One of the things that makes this a difficult task is the fact that the lungs are constantly moving through the respiratory cycle; the movements caused by the patient breathing in and out, and those of the bronchoscope itself, mean that the tissue is changing shape and location during the examination. This means that the equipment not only has to take pictures under way but also has to relate these to the CAT images that have already been made. Map and terrain have to match continuously.
Fumbling in the dark
In the examination room the temperature is rising. The patient coughs, and the images on the monitor show that he has started to bleed far down in his windpipe.
“Patients who are taking anticoagulants can be difficult to examine, because they bleed more easily than other patients,” explains Håkon Olav Leira, adding that this demonstrates another of the challenges that the medical team often faces; the bronchoscope images are blurred because blood is obscuring the camera lenses.
“In such situations, it is a huge advantage that we can manoeuvre according to what the position sensor and the 3D map that we have developed in collaboration with the SINTEF researcher tell us. Otherwise, we would just be fumbling in the dark.”
Then the bleeding stops by itself. Once again, everything is under control, and the bronchoscoper soon finds the route through the patient’s bronchi, aided by a steady hand and the images on the screen. It will soon be time to take samples of the 3 cm invisible tumour hidden in the patient’s left lung.
The equipment that is showing the way into the patient’s inner organs also includes a set of advanced mathematical models that have been developed by engineers at SINTEF’s Department of Medical Technology. In practice, the GPS system operates in such a way that the CAT scan is first adapted to the patient, via a registration procedure in which the computer is told that the CAT images of the internal organs must match those of the actual physical patient. The position sensor then registers the movements and position of the sensor that sits at the tip of the bronchoscope.
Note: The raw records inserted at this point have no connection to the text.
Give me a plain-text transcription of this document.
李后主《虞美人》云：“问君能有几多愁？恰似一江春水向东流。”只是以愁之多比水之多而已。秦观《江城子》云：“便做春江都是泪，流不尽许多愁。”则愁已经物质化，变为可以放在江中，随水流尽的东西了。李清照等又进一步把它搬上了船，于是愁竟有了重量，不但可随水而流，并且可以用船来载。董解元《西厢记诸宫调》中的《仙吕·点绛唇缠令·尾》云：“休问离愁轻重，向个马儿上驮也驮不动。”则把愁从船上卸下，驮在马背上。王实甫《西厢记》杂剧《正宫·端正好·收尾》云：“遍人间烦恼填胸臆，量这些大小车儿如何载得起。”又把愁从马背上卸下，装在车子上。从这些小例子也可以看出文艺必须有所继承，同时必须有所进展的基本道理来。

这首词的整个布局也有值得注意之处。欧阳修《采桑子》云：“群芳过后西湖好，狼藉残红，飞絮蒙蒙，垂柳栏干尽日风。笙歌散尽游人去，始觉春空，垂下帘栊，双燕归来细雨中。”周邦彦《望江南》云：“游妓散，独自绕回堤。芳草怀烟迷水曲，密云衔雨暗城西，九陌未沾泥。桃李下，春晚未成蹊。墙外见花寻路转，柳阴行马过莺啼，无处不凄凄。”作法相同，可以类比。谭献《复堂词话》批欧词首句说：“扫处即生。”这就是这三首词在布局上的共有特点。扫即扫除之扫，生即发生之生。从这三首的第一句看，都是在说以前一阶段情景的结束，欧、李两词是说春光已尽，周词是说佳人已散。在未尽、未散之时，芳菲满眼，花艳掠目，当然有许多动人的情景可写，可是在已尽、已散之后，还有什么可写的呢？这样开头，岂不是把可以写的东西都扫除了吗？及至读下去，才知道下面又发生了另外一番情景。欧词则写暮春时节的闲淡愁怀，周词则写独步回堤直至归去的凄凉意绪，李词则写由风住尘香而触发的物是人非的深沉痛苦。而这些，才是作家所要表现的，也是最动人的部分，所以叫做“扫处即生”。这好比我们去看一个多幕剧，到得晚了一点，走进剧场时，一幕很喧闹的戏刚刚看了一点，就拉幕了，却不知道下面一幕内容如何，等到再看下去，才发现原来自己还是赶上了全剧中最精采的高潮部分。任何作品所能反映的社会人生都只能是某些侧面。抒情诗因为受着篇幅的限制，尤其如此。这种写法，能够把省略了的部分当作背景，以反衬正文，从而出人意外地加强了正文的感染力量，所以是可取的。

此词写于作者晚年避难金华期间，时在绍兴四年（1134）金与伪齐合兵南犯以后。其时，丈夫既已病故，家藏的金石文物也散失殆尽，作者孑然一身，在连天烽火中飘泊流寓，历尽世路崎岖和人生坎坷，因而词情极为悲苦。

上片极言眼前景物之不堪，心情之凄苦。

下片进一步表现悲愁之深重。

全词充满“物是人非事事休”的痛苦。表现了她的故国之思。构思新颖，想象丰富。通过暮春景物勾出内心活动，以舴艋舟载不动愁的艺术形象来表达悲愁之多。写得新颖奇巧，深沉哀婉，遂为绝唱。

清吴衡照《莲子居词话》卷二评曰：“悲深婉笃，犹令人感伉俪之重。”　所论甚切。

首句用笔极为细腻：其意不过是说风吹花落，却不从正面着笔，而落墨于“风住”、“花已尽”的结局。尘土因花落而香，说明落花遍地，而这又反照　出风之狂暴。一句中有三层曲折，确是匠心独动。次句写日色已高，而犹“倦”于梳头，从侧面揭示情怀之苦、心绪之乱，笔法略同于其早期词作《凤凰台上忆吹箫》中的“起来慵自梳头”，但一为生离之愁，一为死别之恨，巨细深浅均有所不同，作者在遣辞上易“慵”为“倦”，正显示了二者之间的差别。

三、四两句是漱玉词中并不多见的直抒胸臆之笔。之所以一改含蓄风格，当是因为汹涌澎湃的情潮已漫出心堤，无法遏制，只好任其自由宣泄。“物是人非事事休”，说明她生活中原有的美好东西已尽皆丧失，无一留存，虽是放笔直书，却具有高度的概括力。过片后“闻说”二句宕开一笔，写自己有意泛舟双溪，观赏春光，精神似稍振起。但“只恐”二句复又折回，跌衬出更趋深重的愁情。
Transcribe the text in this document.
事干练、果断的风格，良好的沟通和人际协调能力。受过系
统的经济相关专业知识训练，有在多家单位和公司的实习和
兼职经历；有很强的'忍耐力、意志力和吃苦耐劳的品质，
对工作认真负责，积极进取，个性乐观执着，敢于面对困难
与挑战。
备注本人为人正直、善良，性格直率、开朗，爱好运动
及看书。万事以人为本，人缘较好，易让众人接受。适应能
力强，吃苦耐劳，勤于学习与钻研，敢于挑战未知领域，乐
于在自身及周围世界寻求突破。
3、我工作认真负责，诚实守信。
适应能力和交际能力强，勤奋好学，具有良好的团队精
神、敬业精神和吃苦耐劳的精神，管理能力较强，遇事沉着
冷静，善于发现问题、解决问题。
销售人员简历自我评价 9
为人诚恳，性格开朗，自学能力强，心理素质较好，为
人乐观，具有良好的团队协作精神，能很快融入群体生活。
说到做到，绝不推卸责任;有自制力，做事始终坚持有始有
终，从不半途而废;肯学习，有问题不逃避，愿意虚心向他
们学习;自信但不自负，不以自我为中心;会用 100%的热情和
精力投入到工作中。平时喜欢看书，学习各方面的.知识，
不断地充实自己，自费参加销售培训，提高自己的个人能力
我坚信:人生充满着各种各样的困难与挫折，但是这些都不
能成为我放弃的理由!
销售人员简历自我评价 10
The new navigated bronchoscopy procedure has been developed at SINTEF’s Department of Medical Technology, in collaboration with St. Olav’s Hospital, Departments of Pulmonary Medicine and Medical Technology. The research team has been collaborating closely with the St. Olav’s Hospital doctors for several years and the partnership has resulted in a number of medical innovations in the field of image-guided diagnostics and therapy.
Their solutions offer doctors three-dimensional images of the body’s internal organs while they are operating or performing examinations. For the most part, the techniques utilise ultrasound in combination with CAT images, but magnetic resonance (MR) spectroscopy is another important source of imagery for the three-dimensional “maps”.
The system can then show where the bronchoscope is located on the CAT images. The sensor is less than 1 mm in diameter, and a weak magnetic field that envelopes the patient registers the location of the sensor in three dimensions in real time. Both its direction and position inside the patient are displayed on a screen, so that the doctor always knows where the equipment is.
A good hour later, the team has finalized bronchoscopy with different samplings. At her fourth attempt, the bioengineer has managed to get the samples she needs. The team leader is pleased with the efforts of the medics and the scientists:
“That was a good job, well done,” he says to the group at the controls of the equipment, before he thanks the patient for his contribution. Bronchoscopy is a painless, but not exactly pleasant procedure. Willing patients are essential if the scientists are to be able to implement their ideas, and after his efforts, the patient needs some rest.